Through this tale of doom and gloom interspersed by a brief showtime stint and casting couch moment on the florist's shelf, one of those mums I saved from the basket of deplorables. Now it takes pride of place on my south-facing terrace, pampered and watered and whispered to! I saved it from my village's overflowing cemetery bin last December as I was gingerly walking past with Tickle, casting a sideways glance in search of a discarded, unloved, unrequited empty flower pot container (or filled with a dead plant) which I could save from trash and call my own and take home to repurpose into a pot for my Winter seedlings.

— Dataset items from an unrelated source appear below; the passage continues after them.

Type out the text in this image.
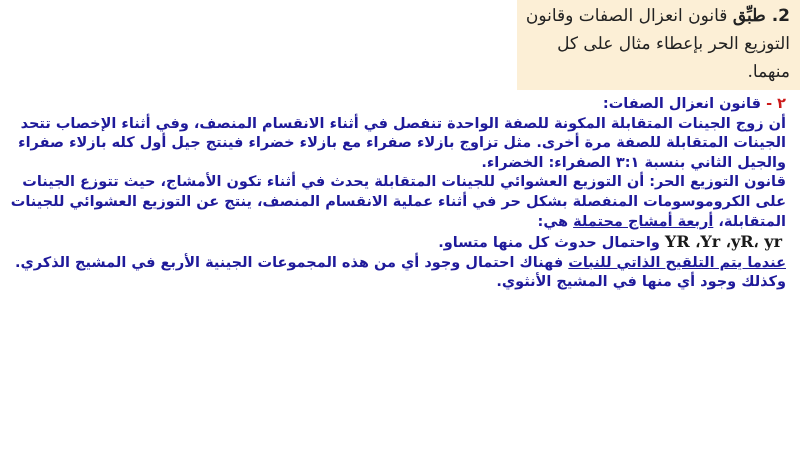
2.طبِّق قانون انعزال الصفات وقانون التوزيع الحر بإعطاء مثال على كل منهما.

٢ - قانون انعزال الصفات:

أن زوج الجينات المتقابلة المكونة للصفة الواحدة تنفصل في أثناء الانقسام المنصف، وفي أثناء الإخصاب تتحد الجينات المتقابلة للصفة مرة أخرى. مثل تزاوج بازلاء صفراء مع بازلاء خضراء فينتج جيل أول كله بازلاء صفراء والجيل الثاني بنسبة ٣:١ الصفراء: الخضراء.

قانون التوزيع الحر: أن التوزيع العشوائي للجينات المتقابلة يحدث في أثناء تكون الأمشاج، حيث تتوزع الجينات على الكروموسومات المنفصلة بشكل حر في أثناء عملية الانقسام المنصف، ينتج عن التوزيع العشوائي للجينات المتقابلة، أربعة أمشاج محتملة هي:

YR ،Yr ،yR، yr واحتمال حدوث كل منها متساو.

عندما يتم التلقيح الذاتي للنبات فهناك احتمال وجود أي من هذه المجموعات الجينية الأربع في المشيج الذكري. وكذلك وجود أي منها في المشيج الأنثوي.
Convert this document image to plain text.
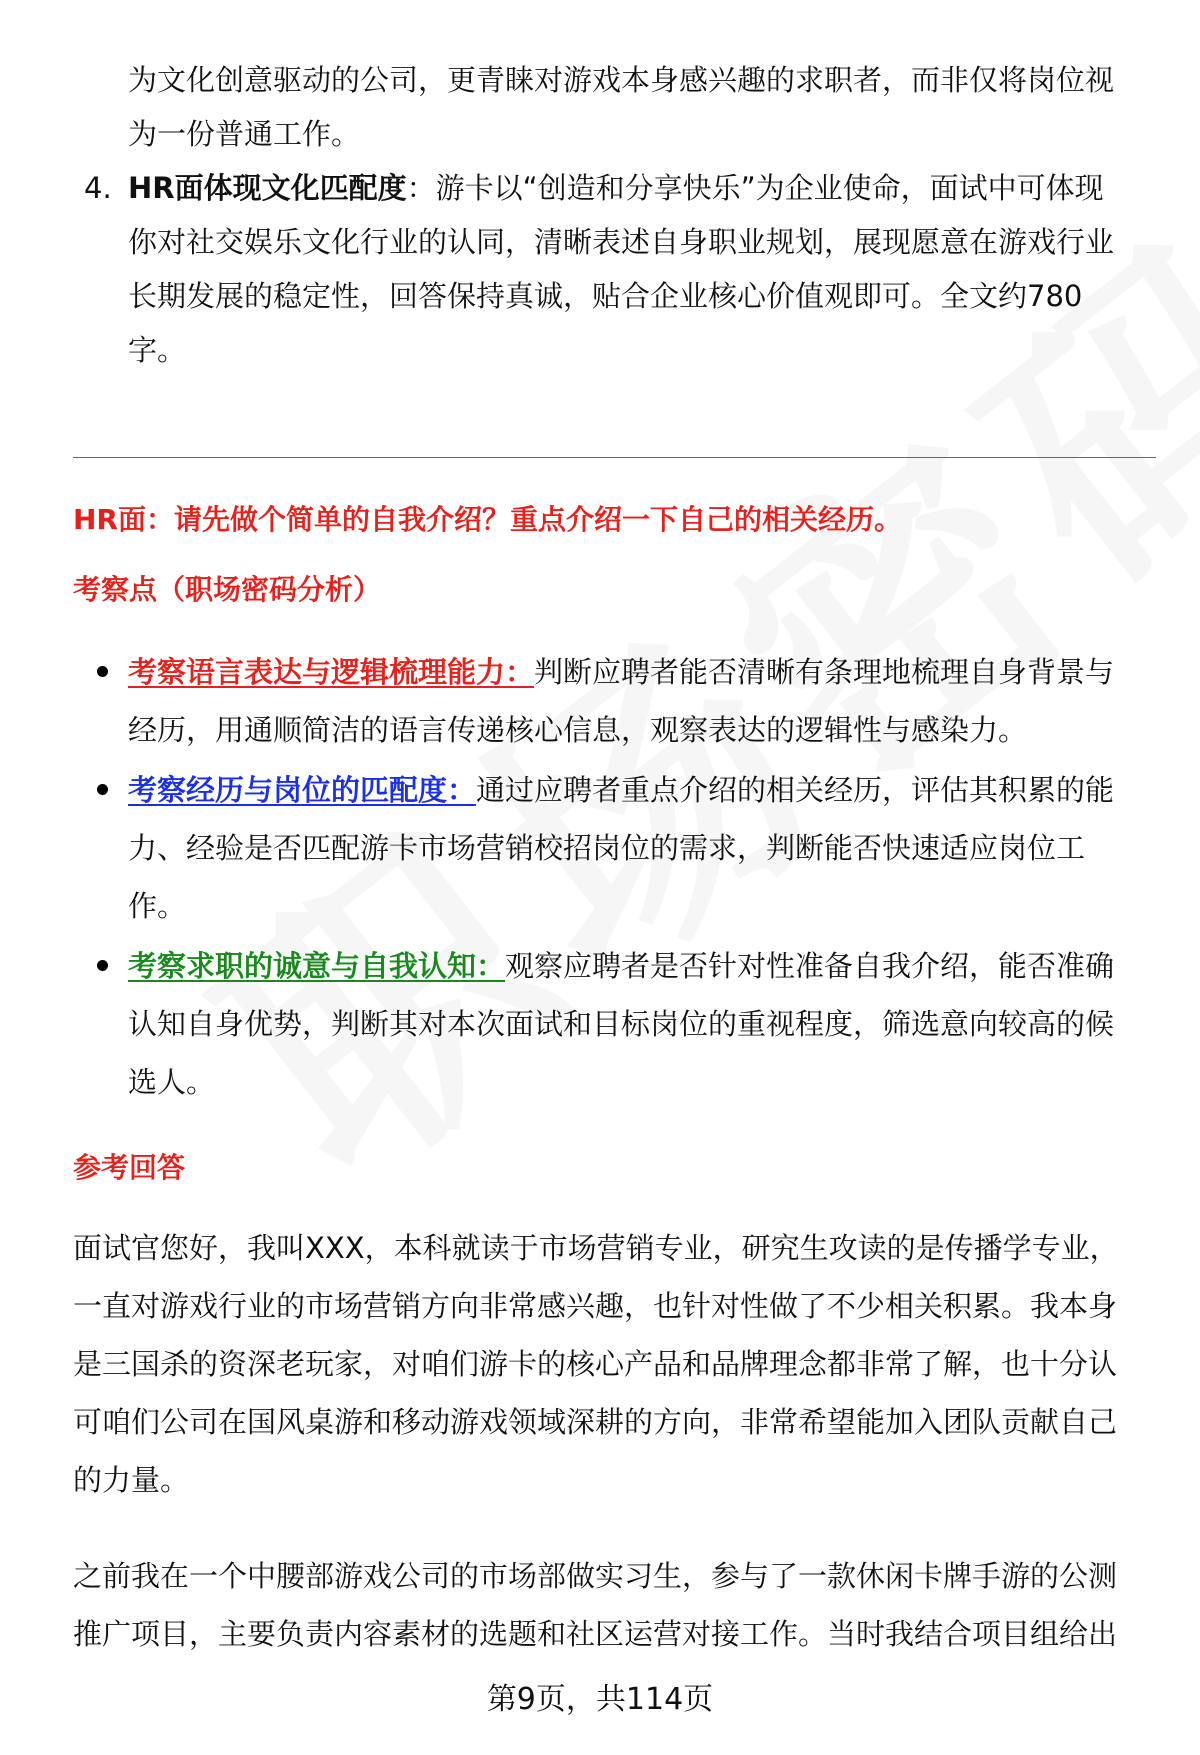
为文化创意驱动的公司，更青睐对游戏本身感兴趣的求职者，而非仅将岗位视
为一份普通工作。
4. HR面体现文化匹配度：游卡以“创造和分享快乐”为企业使命，面试中可体现
你对社交娱乐文化行业的认同，清晰表述自身职业规划，展现愿意在游戏行业
长期发展的稳定性，回答保持真诚，贴合企业核心价值观即可。全文约780
字。
HR面：请先做个简单的自我介绍？重点介绍一下自己的相关经历。
考察点（职场密码分析）
考察语言表达与逻辑梳理能力：判断应聘者能否清晰有条理地梳理自身背景与
经历，用通顺简洁的语言传递核心信息，观察表达的逻辑性与感染力。
考察经历与岗位的匹配度：通过应聘者重点介绍的相关经历，评估其积累的能
力、经验是否匹配游卡市场营销校招岗位的需求，判断能否快速适应岗位工
作。
考察求职的诚意与自我认知：观察应聘者是否针对性准备自我介绍，能否准确
认知自身优势，判断其对本次面试和目标岗位的重视程度，筛选意向较高的候
选人。
参考回答
面试官您好，我叫XXX，本科就读于市场营销专业，研究生攻读的是传播学专业，
一直对游戏行业的市场营销方向非常感兴趣，也针对性做了不少相关积累。我本身
是三国杀的资深老玩家，对咱们游卡的核心产品和品牌理念都非常了解，也十分认
可咱们公司在国风桌游和移动游戏领域深耕的方向，非常希望能加入团队贡献自己
的力量。
之前我在一个中腰部游戏公司的市场部做实习生，参与了一款休闲卡牌手游的公测
推广项目，主要负责内容素材的选题和社区运营对接工作。当时我结合项目组给出
第9页，共114页
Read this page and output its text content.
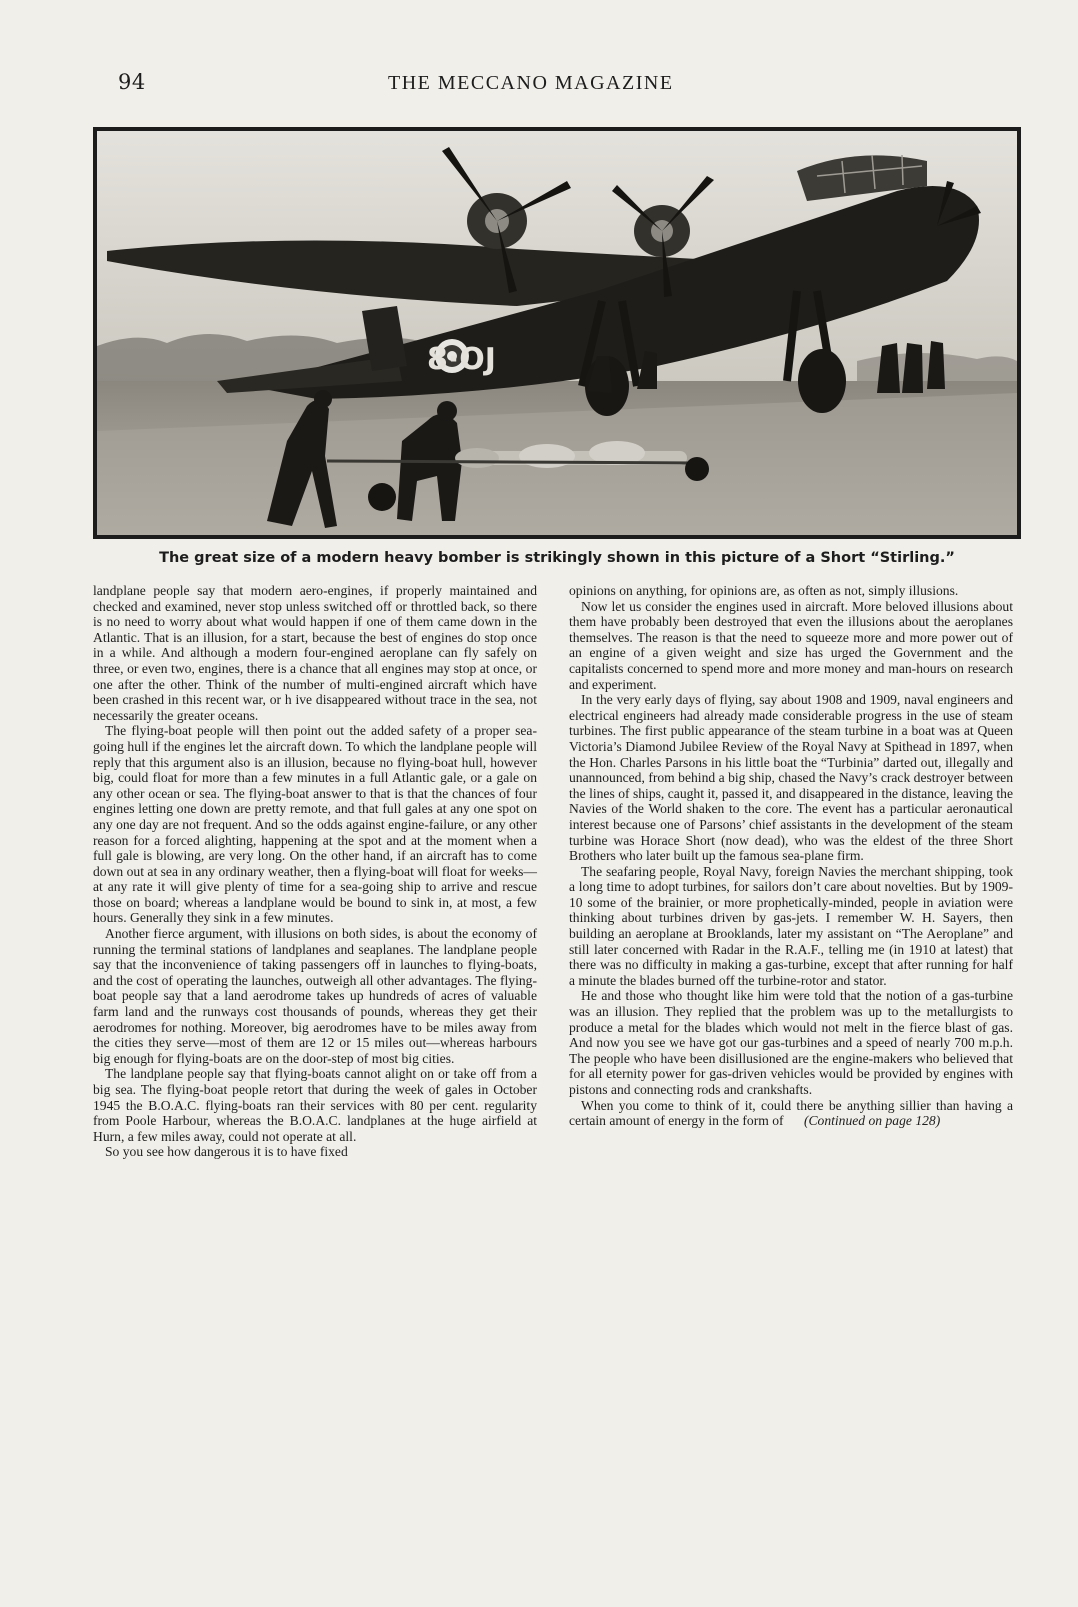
94	THE MECCANO MAGAZINE
8·OJ
The great size of a modern heavy bomber is strikingly shown in this picture of a Short “Stirling.”

landplane people say that modern aero-engines, if properly maintained and checked and examined, never stop unless switched off or throttled back, so there is no need to worry about what would happen if one of them came down in the Atlantic. That is an illusion, for a start, because the best of engines do stop once in a while. And although a modern four-engined aeroplane can fly safely on three, or even two, engines, there is a chance that all engines may stop at once, or one after the other. Think of the number of multi-engined aircraft which have been crashed in this recent war, or h ive disappeared without trace in the sea, not necessarily the greater oceans.

The flying-boat people will then point out the added safety of a proper sea-going hull if the engines let the aircraft down. To which the landplane people will reply that this argument also is an illusion, because no flying-boat hull, however big, could float for more than a few minutes in a full Atlantic gale, or a gale on any other ocean or sea. The flying-boat answer to that is that the chances of four engines letting one down are pretty remote, and that full gales at any one spot on any one day are not frequent. And so the odds against engine-failure, or any other reason for a forced alighting, happening at the spot and at the moment when a full gale is blowing, are very long. On the other hand, if an aircraft has to come down out at sea in any ordinary weather, then a flying-boat will float for weeks—at any rate it will give plenty of time for a sea-going ship to arrive and rescue those on board; whereas a landplane would be bound to sink in, at most, a few hours. Generally they sink in a few minutes.

Another fierce argument, with illusions on both sides, is about the economy of running the terminal stations of landplanes and seaplanes. The landplane people say that the inconvenience of taking passengers off in launches to flying-boats, and the cost of operating the launches, outweigh all other advantages. The flying-boat people say that a land aerodrome takes up hundreds of acres of valuable farm land and the runways cost thousands of pounds, whereas they get their aerodromes for nothing. Moreover, big aerodromes have to be miles away from the cities they serve—most of them are 12 or 15 miles out—whereas harbours big enough for flying-boats are on the door-step of most big cities.

The landplane people say that flying-boats cannot alight on or take off from a big sea. The flying-boat people retort that during the week of gales in October 1945 the B.O.A.C. flying-boats ran their services with 80 per cent. regularity from Poole Harbour, whereas the B.O.A.C. landplanes at the huge airfield at Hurn, a few miles away, could not operate at all.

So you see how dangerous it is to have fixed

opinions on anything, for opinions are, as often as not, simply illusions.

Now let us consider the engines used in aircraft. More beloved illusions about them have probably been destroyed that even the illusions about the aeroplanes themselves. The reason is that the need to squeeze more and more power out of an engine of a given weight and size has urged the Government and the capitalists concerned to spend more and more money and man-hours on research and experiment.

In the very early days of flying, say about 1908 and 1909, naval engineers and electrical engineers had already made considerable progress in the use of steam turbines. The first public appearance of the steam turbine in a boat was at Queen Victoria’s Diamond Jubilee Review of the Royal Navy at Spithead in 1897, when the Hon. Charles Parsons in his little boat the “Turbinia” darted out, illegally and unannounced, from behind a big ship, chased the Navy’s crack destroyer between the lines of ships, caught it, passed it, and disappeared in the distance, leaving the Navies of the World shaken to the core. The event has a particular aeronautical interest because one of Parsons’ chief assistants in the development of the steam turbine was Horace Short (now dead), who was the eldest of the three Short Brothers who later built up the famous sea-plane firm.

The seafaring people, Royal Navy, foreign Navies the merchant shipping, took a long time to adopt turbines, for sailors don’t care about novelties. But by 1909-10 some of the brainier, or more prophetically-minded, people in aviation were thinking about turbines driven by gas-jets. I remember W. H. Sayers, then building an aeroplane at Brooklands, later my assistant on “The Aeroplane” and still later concerned with Radar in the R.A.F., telling me (in 1910 at latest) that there was no difficulty in making a gas-turbine, except that after running for half a minute the blades burned off the turbine-rotor and stator.

He and those who thought like him were told that the notion of a gas-turbine was an illusion. They replied that the problem was up to the metallurgists to produce a metal for the blades which would not melt in the fierce blast of gas. And now you see we have got our gas-turbines and a speed of nearly 700 m.p.h. The people who have been disillusioned are the engine-makers who believed that for all eternity power for gas-driven vehicles would be provided by engines with pistons and connecting rods and crankshafts.

When you come to think of it, could there be anything sillier than having a certain amount of energy in the form of (Continued on page 128)
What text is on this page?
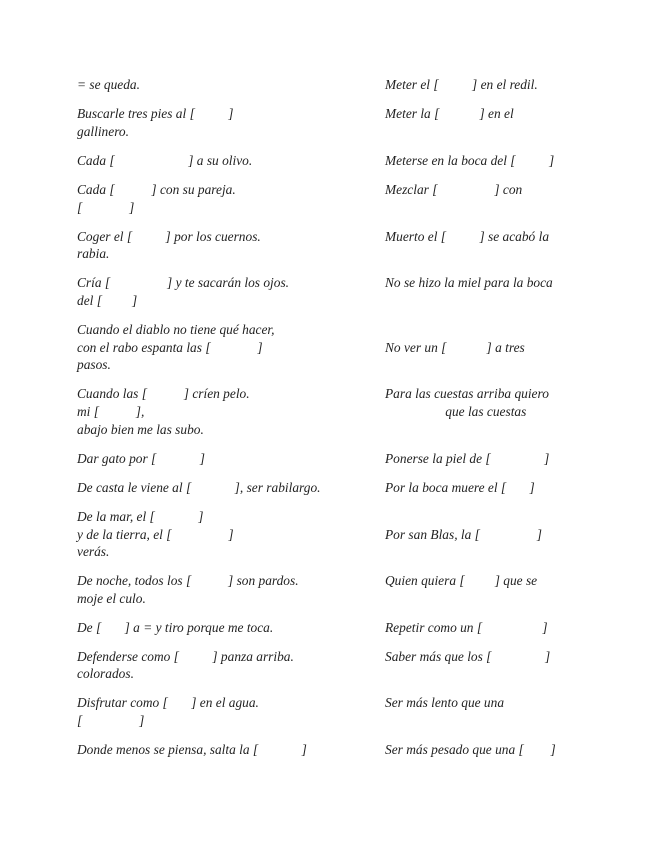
= se queda.
Buscarle tres pies al [          ]
gallinero.
Cada [                      ] a su olivo.
Cada [           ] con su pareja.
[              ]
Coger el [          ] por los cuernos.
rabia.
Cría [                 ] y te sacarán los ojos.
del [         ]
Cuando el diablo no tiene qué hacer,
con el rabo espanta las [              ]
pasos.
Cuando las [           ] críen pelo.
mi [           ],
abajo bien me las subo.
Dar gato por [             ]
De casta le viene al [             ], ser rabilargo.
De la mar, el [             ]
y de la tierra, el [                 ]
verás.
De noche, todos los [           ] son pardos.
moje el culo.
De [       ] a = y tiro porque me toca.
Defenderse como [          ] panza arriba.
colorados.
Disfrutar como [       ] en el agua.
[                 ]
Donde menos se piensa, salta la [             ]
Meter el [          ] en el redil.
Meter la [            ] en el
Meterse en la boca del [          ]
Mezclar [                 ] con
Muerto el [          ] se acabó la
No se hizo la miel para la boca
No ver un [            ] a tres
Para las cuestas arriba quiero
que las cuestas
Ponerse la piel de [                ]
Por la boca muere el [       ]
Por san Blas, la [                 ]
Quien quiera [         ] que se
Repetir como un [                  ]
Saber más que los [                ]
Ser más lento que una
Ser más pesado que una [        ]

Pride of place! (Nov. 2017)

The mum was totally dried out, a browned-out crispy sorry sight! I took it home, disposed of the dead twigs and stored the pot with the soil in it in the cellar for a good month, almost forgetting about it. Then one day I noticed a shoot on the surface of the soil and then another one! I took the pot out onto the terrace, took a long hard look at those incredible green shoots battling for survival. I watered them and witnessed the gradual resurrection of the mum! It has since rewarded me with several flowerings. It is currently a feast of multicoloured blooms of white, canary yellow, orange and magenta red, a rainbow of delight! Let me tell you: I am the proud mum of one proud mum!

The moral of the story: when everything looks dead and done, give it another go, it might surprise you!